New Laws Nullify State and Local Government Savings Option Programs (article)
Over the past couple years, several states passed laws creating a state payroll deduction savings program, some with an automatic enrollment feature, that require private sector employers to offer, or at least facilitate, retirement plans for their workforce. The Department of Labor’s Employee Benefits Security Administration (EBSA) stepped into this arena by issuing guidance to assist states in establishing these saving arrangements to avoid creating a conflict between these types of programs and ERISA. EBSA had issued rules applicable to state-run programs (see Savings Options Aplenty, Benefit Beat, 9/12/16), followed by a set of rules applicable to savings arrangements established by qualified state political subdivisions, such as cities and counties (see Retirement Savings: An Important Goal, Benefit Beat, 1/10/17).

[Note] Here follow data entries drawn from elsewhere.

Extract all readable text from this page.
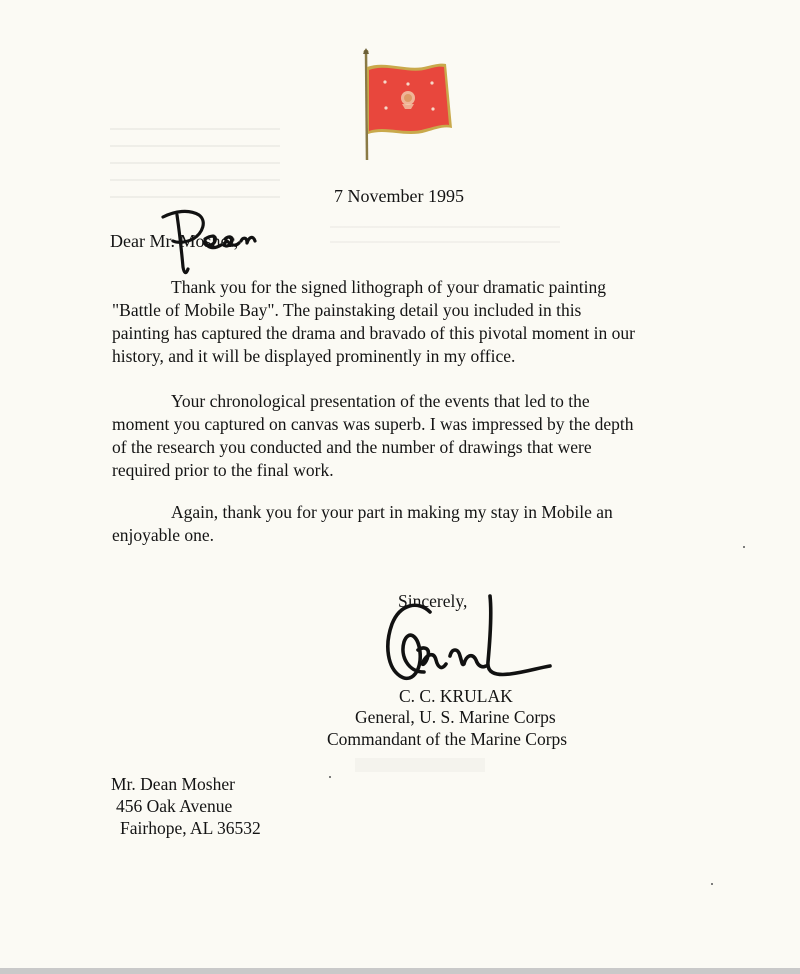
7 November 1995
Dear Mr. Mosher,

Thank you for the signed lithograph of your dramatic painting

"Battle of Mobile Bay". The painstaking detail you included in this

painting has captured the drama and bravado of this pivotal moment in our

history, and it will be displayed prominently in my office.

Your chronological presentation of the events that led to the

moment you captured on canvas was superb. I was impressed by the depth

of the research you conducted and the number of drawings that were

required prior to the final work.

Again, thank you for your part in making my stay in Mobile an

enjoyable one.

Sincerely,
C. C. KRULAK
General, U. S. Marine Corps
Commandant of the Marine Corps
Mr. Dean Mosher
456 Oak Avenue
Fairhope, AL 36532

President Trump recently signed two laws (H.J. Res. 66 on May 18, 2017 and H.J.Res.67 on April 13, 2017) that essentially nullify both sets of EBSA rules. What this means is that the EBSA rules providing a safe harbor framework for these types of retirement savings option programs are essentially void and thus, these types of programs would not be protected under the law. This notwithstanding, several states continue to work on legislation to promote retirement savings options for individuals who are not otherwise eligible for employer-provided retirement plans.